Так уж сложилось, что если речь заходит о тех, кого в России называют «большими поэтами», говорить об их творчестве возможно только в понятиях индивидуальности и уникальности: есть поэтика Мандельштама, Пастернака, Маяковского. Безусловно – на этом построено наше исследование – существует и поэтика Слуцкого. Однако в его случае справедливо говорить о совершенно особой большой поэтике, порожденной еврейским гением, могучим экзегетическим разумом; Г. Блум предлагает такое определение: «Все еврейские экзегезы, от Гиллеля и Иешуа из Назарета до двух Талмудов и каббалы и до “Кузари” Иехуды Ха-Леви и Маймонида, с возможной кульминацией в лице Кафки и Фрейда, можно назвать рядом попыток открыть Танах историческим страданиям народа, который Яхве сделал Своим избранником» [Bloom 2005a: 91]. Хочу добавить, что на русском языке кульминация такой поэтики, а точнее, ее начало и кульминация воплощены в Слуцком; его иудаистская экзегетическая уникальность проступает именно через эту призму.
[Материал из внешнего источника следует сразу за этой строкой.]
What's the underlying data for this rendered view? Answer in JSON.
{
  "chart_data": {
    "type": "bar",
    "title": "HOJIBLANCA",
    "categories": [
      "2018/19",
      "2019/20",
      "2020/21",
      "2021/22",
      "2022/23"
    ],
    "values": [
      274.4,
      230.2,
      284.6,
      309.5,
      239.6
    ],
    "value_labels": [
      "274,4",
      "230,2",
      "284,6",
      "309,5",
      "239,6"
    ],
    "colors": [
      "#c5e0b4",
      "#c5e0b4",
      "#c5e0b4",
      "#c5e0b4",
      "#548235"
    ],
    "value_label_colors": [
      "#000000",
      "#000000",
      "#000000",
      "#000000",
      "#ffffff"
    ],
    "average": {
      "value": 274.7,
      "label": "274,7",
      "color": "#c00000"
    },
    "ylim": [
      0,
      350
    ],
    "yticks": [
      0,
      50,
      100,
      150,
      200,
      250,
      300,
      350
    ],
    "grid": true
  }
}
Прочтение и осмысление Писания – основание его творчества, от почтительного и новаторского использования русского языка и традиции до понимания своего времени как хаоса, воплотившегося в той эпохе: революционных, воинственных, сталинских – и в конце распадающихся – Советов. Его произведения в этой книге в значительной степени, хотя и не исключительно представляют собой стихи о катастрофе, размышления о личном и коллективном еврействе, полемическое и интертекстуальное переосмысление дискурсов о евреях: христианского, исторического, мифологического, русской / советской литературы, канонического, современного и модернистского на иврите и идише, – все это обнажает основы художественного и метафизического мышления Слуцкого, которое зиждется на особенном и скрупулезном соотнесении собственных текстов с библейскими. В своем творческом подходе Слуцкий методично задействует «протитипы» из Писания, помещая программатически-генеративную личность поэта в «глобальную еврейскую парадигму» [Хазан 2001: 144–145] – то, что В. И. Хазан точно называет «одной из ключевых характеристик еврейского художника как такового».
Понятие двойственности, бикультурности, бинациональности, которое Шраер вслед за Ш. Маркишем справедливо называет сущностным для определения русско-еврейской литературы, необходимо переосмыслить применительно к пути большого художника. У любого такого автора очень разветвленная система координат, однако его творчество не принадлежит двум народам в равной мере [Shrayer 2007: 42]. Его мировоззрение, ви铲дение, наполненное особым содержанием, принадлежит только ему, одновременно вписываясь в более масштабное повествование. Для Слуцкого у этого повествования единственное имя: ТаНаХ. Вместе с тем на уровне поэтики в его мировоззрении уникальным образом совмещаются русское и еврейское мышление, причем самые важные точки их соприкосновения – цитаты, толкование источников, перечитывание, перестановка акцентов, аллюзии, интертекстуальность и увековечивание.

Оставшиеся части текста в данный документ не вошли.